Je connais la vision “pouvoir concentré”. Celle qui dit que les juifs aschkenazes sont morts pendant la Shoa parce qu’ils n’étaient pas assez orthodoxes. Qui prétend que l’âme des juifs est supérieure. Qui affirme que les femmes s’épanouissent spirituellement dans les tâches ménagères. Celle qui, aujourd’hui, menace la démocratie israélienne. S’il vous plait, ne donnez pas de pouvoir à ces idées, ne croyez pas un rabbin à la longueur de la barbe, ne cherchez pas les clics et les followers en diffusant ces idées. Vous participeriez à la destruction du judaïsme.

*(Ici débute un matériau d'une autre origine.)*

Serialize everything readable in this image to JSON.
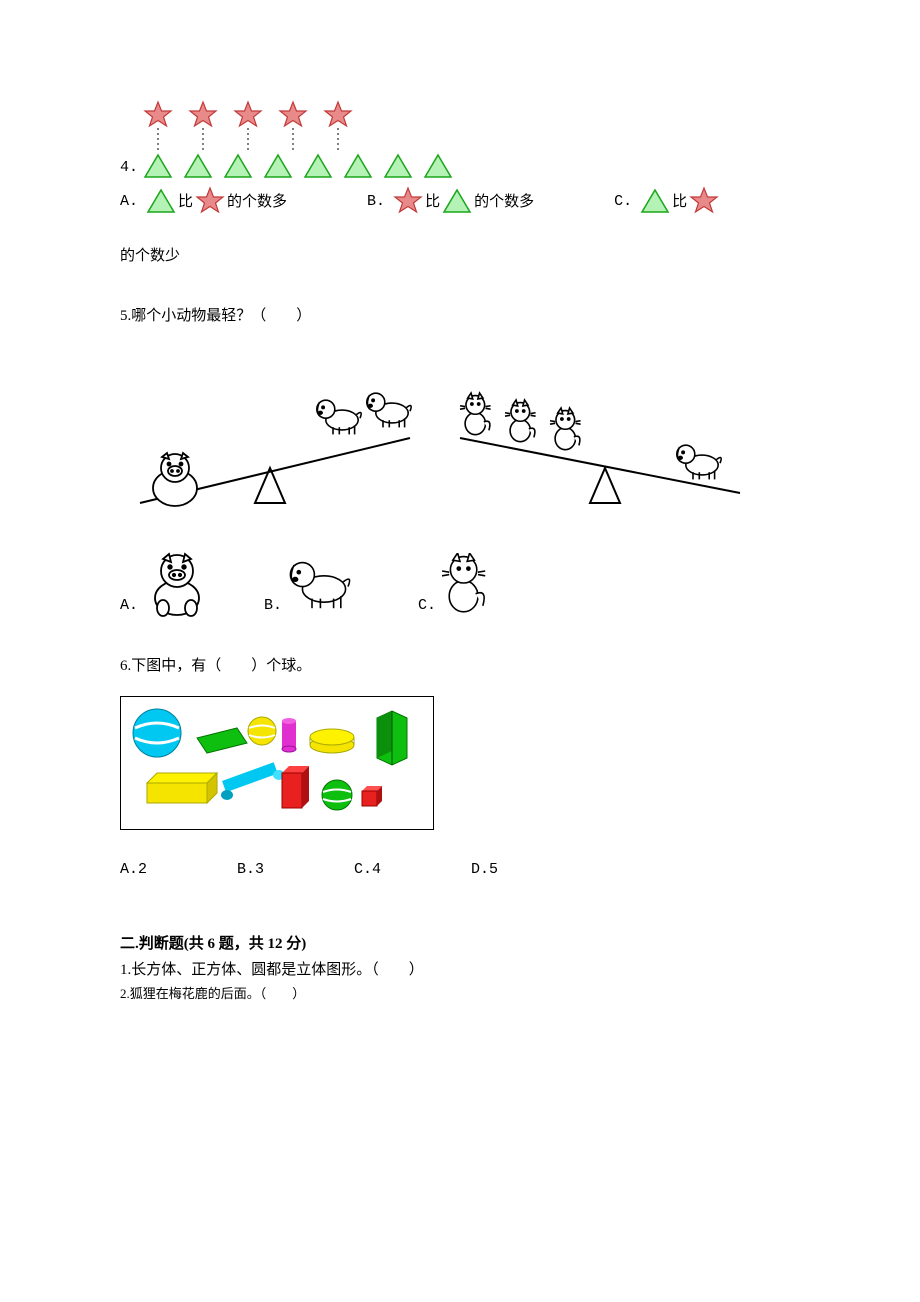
{
  "q4": {
    "number": "4.",
    "stars_row_count": 5,
    "triangles_row_count": 8,
    "star_color": "#e88a8a",
    "star_stroke": "#c23a3a",
    "triangle_fill": "#b5f2b5",
    "triangle_stroke": "#1aa51a",
    "options": {
      "A_label": "A.",
      "A_text1": "比",
      "A_text2": "的个数多",
      "B_label": "B.",
      "B_text1": "比",
      "B_text2": "的个数多",
      "C_label": "C.",
      "C_text1": "比",
      "C_tail": "的个数少"
    }
  },
  "q5": {
    "text": "5.哪个小动物最轻？（　　）",
    "options": {
      "A": "A.",
      "B": "B.",
      "C": "C."
    }
  },
  "q6": {
    "text": "6.下图中，有（　　）个球。",
    "options": {
      "A": "A.2",
      "B": "B.3",
      "C": "C.4",
      "D": "D.5"
    },
    "colors": {
      "cyan": "#00c8f0",
      "green": "#0fbf0f",
      "yellow": "#f5e400",
      "red": "#e82020",
      "magenta": "#e030d0"
    }
  },
  "section2": {
    "title": "二.判断题(共 6 题，共 12 分)",
    "items": [
      "1.长方体、正方体、圆都是立体图形。（　　）",
      "2.狐狸在梅花鹿的后面。（　　）"
    ]
  }
}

LE JUDAÏSME N’EST PAS GUERRIER
Certains juifs et juives, confrontés à de tels propos, quittent irrémédiablement le judaïsme. Avant de franchir moi-même ce pas, j’ai voulu étudier les sources, directement, profondément, et c’est pour cela que j’ai étudié et que je suis devenue rabbin. C’est pour cela que je peux affirmer sans l’ombre d’un doute : le judaïsme n’est pas guerrier.

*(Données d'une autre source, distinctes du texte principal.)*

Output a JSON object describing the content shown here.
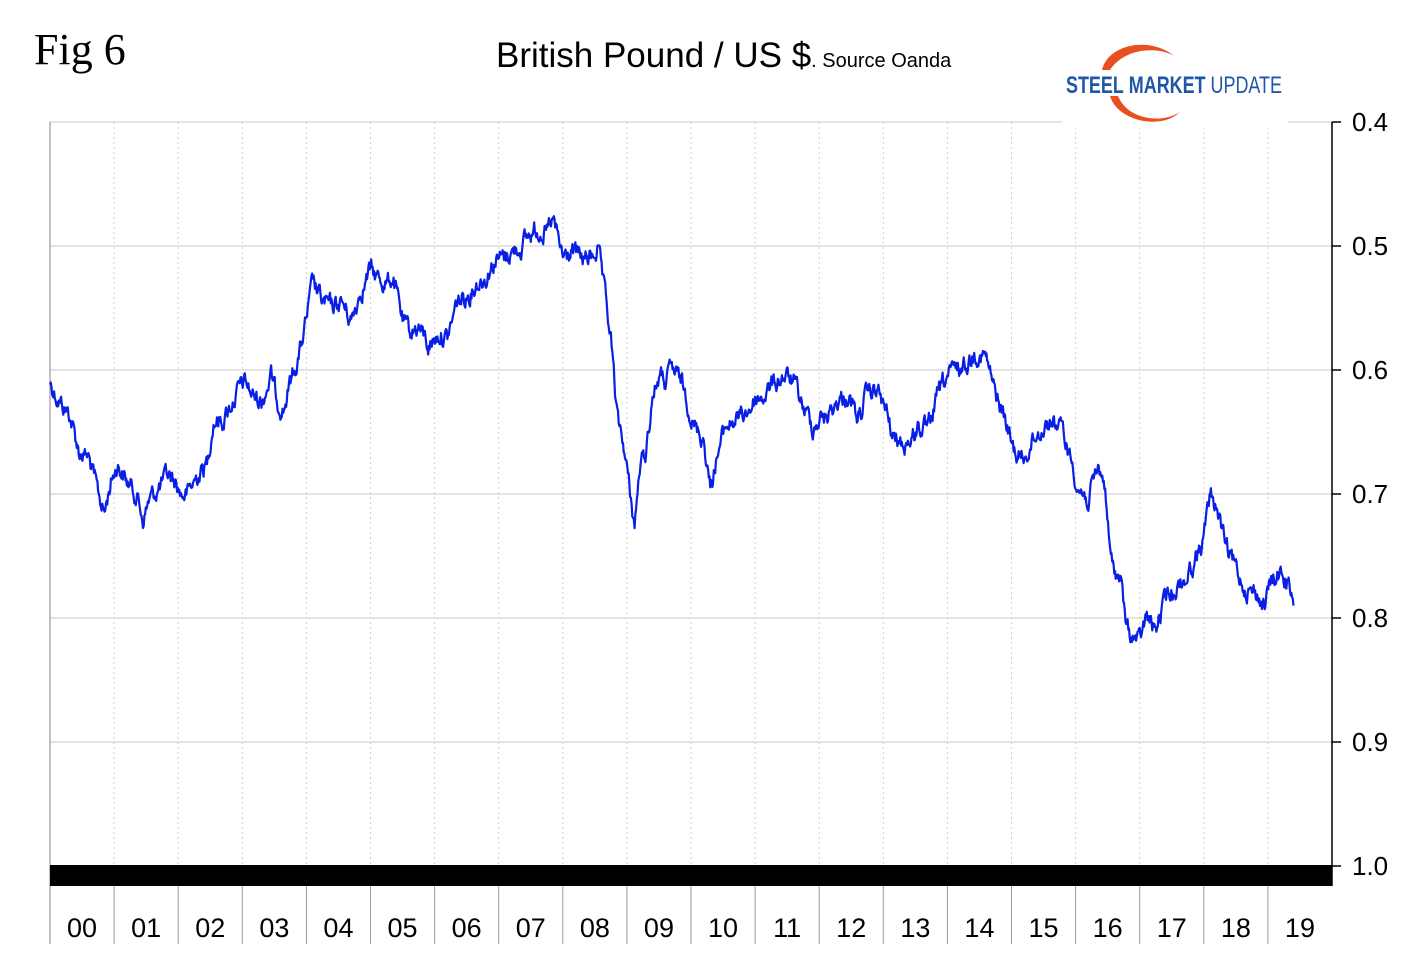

Je suis fidèle à la transmission familiale que j’ai reçue, plus que jamais. Nous nous préparons à fêter la Pâque, la fête de la liberté, je dédie ce texte à mon père. Ce PessaH sera notre premier pessaH sans lui. Et PessaH était son nom. Laurent, Pascal, François. François parce que ma famille a grandi dans les valeurs humanistes. Pascal parce que cet humanisme est au cœur du judaïsme, dont la fête de Pâque est le centre. Le judaïsme n’est pas guerrier, mais il peut le devenir. Si les personnes juives pacifistes quittent le judaïsme, cette merveilleuse sagesse tombera aux mains de ceux qui en feront un outil guerrier. N’ostracisez pas les juifs pacifistes, aidez-nous à rester connectés.
La cause est-elle désespérée ? Les chapitres des principes nous disent : « Ce n’est pas à toi de parachever le travail, mais tu es responsable d’y mettre toutes tes forces. ». L’avenir ne m’appartient pas, mais j’y contribue. Si vous croyez dans le pouvoir avec, le pouvoir ensemble, le pouvoir partagé, soutenez-moi et je vous soutiendrai, le judaïsme sera une source de liberté pour ses participant.es et pour ses allié.es.
We shall overcome. Le pouvoir de la joie et du respect doit triompher, au moins en nous-mêmes, et mieux encore dans nos cercles familiaux et amicaux, et peut être aussi dans nos lieux de rassemblement spirituels, et pourquoi pas dans nos sociétés nationales, voire au-delà des frontières. Aujourd’hui, demain, avant que la crise climatique nous submerge.
We shall overcome.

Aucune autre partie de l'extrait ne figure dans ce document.